Over 4.2 million fibre-optic broadband subscribers were added worldwide in the first three months of 2008, compared to 2.5 million cable connections.
"This is a significant milestone for fibre-optic broadband. Where it is available consumers will take fibre over other broadband technologies," said Oliver Johnson, chief executive at Point Topic.
Some had expressed doubts that consumers would find the additional speed necessary or attractive, but the evidence suggests that users crave the extra bandwidth.
However, it seems that value for money, rather than pure speed, is the driving force behind the switch to fibre-optic.
"If you look at the cost per megabit per month, DSL comes in at around an average US$20. Cable does better at roughly US$12, but they are both eclipsed by fibre which can get as low as 50 cents," said Johnson.
There are sizeable variations depending on country, region and operator, but a rule of thumb is that DSL can cost 15 times as much as fibre for one megabit of bandwidth, and cable is seven times as expensive.
Point Topic found that the growth in fibre numbers is being driven by China, Japan and South Korea, where cable and DSL are losing subscribers to fibre technologies.
Although interest is high in the US, UK, France and Germany, low availability is equating to low adoption.
"There are problems in the deregulated markets when it comes to major infrastructure investment.
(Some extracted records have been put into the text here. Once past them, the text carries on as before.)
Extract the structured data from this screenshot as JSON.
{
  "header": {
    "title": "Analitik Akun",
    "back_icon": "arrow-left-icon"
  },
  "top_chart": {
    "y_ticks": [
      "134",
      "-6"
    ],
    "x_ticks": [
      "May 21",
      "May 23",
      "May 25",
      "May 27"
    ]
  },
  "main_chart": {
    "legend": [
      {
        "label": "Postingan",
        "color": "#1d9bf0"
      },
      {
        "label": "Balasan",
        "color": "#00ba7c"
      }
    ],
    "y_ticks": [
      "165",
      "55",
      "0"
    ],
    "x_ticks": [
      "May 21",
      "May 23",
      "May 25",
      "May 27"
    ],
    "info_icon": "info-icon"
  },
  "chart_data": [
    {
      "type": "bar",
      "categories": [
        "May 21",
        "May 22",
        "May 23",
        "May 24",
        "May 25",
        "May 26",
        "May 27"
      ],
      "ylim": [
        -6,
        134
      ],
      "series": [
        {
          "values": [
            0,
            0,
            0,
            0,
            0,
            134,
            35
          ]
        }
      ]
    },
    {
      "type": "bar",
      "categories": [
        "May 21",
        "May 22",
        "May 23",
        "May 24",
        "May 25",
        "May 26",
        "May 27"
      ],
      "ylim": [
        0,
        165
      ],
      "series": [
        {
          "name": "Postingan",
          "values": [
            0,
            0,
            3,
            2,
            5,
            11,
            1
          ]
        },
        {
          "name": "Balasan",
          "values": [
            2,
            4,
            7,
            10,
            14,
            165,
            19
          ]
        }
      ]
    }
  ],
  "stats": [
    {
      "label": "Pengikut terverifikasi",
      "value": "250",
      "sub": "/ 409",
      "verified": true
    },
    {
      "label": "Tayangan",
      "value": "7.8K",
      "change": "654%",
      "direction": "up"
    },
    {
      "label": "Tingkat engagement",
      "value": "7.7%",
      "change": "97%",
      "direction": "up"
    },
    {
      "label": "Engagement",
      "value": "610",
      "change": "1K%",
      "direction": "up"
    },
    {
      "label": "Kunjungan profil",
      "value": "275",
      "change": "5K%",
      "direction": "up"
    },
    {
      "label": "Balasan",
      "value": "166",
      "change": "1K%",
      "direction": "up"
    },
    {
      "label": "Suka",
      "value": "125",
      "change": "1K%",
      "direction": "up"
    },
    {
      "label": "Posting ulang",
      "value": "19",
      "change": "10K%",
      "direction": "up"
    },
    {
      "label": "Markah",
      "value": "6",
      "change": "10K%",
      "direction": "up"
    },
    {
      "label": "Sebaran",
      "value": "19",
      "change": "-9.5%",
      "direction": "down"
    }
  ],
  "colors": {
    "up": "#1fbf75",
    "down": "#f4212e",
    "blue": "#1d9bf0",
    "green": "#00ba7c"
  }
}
Fibre deployment is expensive and in the US and Europe there are significant regulatory hurdles to overcome," said Johnson.
The analyst explained that it is difficult to persuade operators to make the necessary commitment when they cannot guarantee a return.
"In most Western markets regulators frown on monopolies and it is very difficult to sanction government expenditure given the self-imposed legal frameworks," he said.
"Without some form of centralised funding, however, it will be a long time before consumers in these markets get access to cheaper bandwidth."